Pope Francis ponders shutting down 163 parishes in Imo State's Ahiara diocese over ethnic spat

POPE Francis is considering shutting down the 163 parishes in the Catholic Diocese of Ahiara in Imo State in response to the protracted crisis generated by appointment of Peter Okpalaeke as the local bishop.


Bishop Okpalaeke’s appointment four years ago after the demise of Bishop Victor Chikwe has been vehemently resisted by reverend fathers of Mbaise extraction and the laity, leading to a stalemate in the diocese. Due to the impasse, the Ahiara Cathedral and the bishop’s court have remained under lock and key with nobody to administer Holy Communion ever since.


Local priests believe that the bishop should be someone of Mbaise extraction and have vowed not to work with Bishop Chikwe. One key figure at the Catholic Secretariat of Nigeria (CSN) revealed that the pope would be left with no choice than to wield the big sticks if the stalemate continues.


He added: “What is happening in Ahiara is a great affront unheard of in the history of Catholicism in Nigeria and Africa. Never has the appointment of a bishop been this hotly contested and it is a shame and very embarrassing to the CSN and the pope.”


Furthermore, he added that since the gladiators have indicated they would not back down, the pope might have to close down the 163 parishes in the diocese. This CSN source indicated that some of the recalcitrant priests fuelling opposition to the bishopric appointment may also be de-robed to serve as deterrent to others.


“If you consider how much patience the pope has displayed, you will agree that it won’t be out of place for him to act now. Any moment from now, he may announce the parishes are no longer under the Vatican and in that instance, they can get somewhere else to go.


“The pope is the final authority of the church and nothing will make him go back to primordial ethnic sentiments,” the source added.


Despite this, the embattled Bishop Okpalaeke declared yesterday that he is unperturbed by opposition to his appointment. He declared he was awaiting his installation despite protests from priests of Ahiara extraction.


Bishop Okpalaeke added: “What they are saying is foreign to my vocation. My vocation comes from God, declared by the church.


“I have been living my life as a fulfilled priest. Wherever I found myself as a priest, surely I will see God on the last day, that is my mission.”


Although the opposing priests have all written the letter of apology as demanded by Pope Francis as a punishment for resisting the authority of the church, checks revealed they have decided to operate from the sidelines while urging on laity leaders to continue with the struggle. Chief Gerald Anyanwu, the president of the Ahiara Diocesan Catholic Men Organisation, said the diocese is not rebelling against the pope but demanding justice and equity.
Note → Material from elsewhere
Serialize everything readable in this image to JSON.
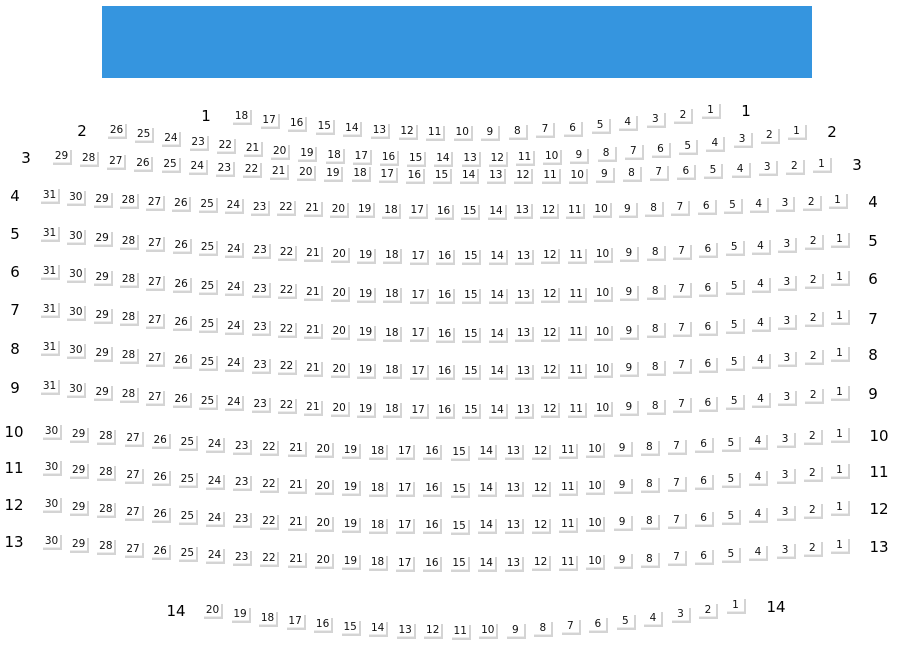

Chief Anyawu added: “We are not questioning the decision of the pope but we will not accept Okpalaeke as bishop. The process of his appointment did not follow laid down procedures for the appointment of bishops."


Another member of the laity, Sir Sebastian Eke, said: “Our position is justice. We don’t see any reason why somebody from this diocese or any other diocese from Imo State cannot be appointed as the Bishop of Ahiara Diocese."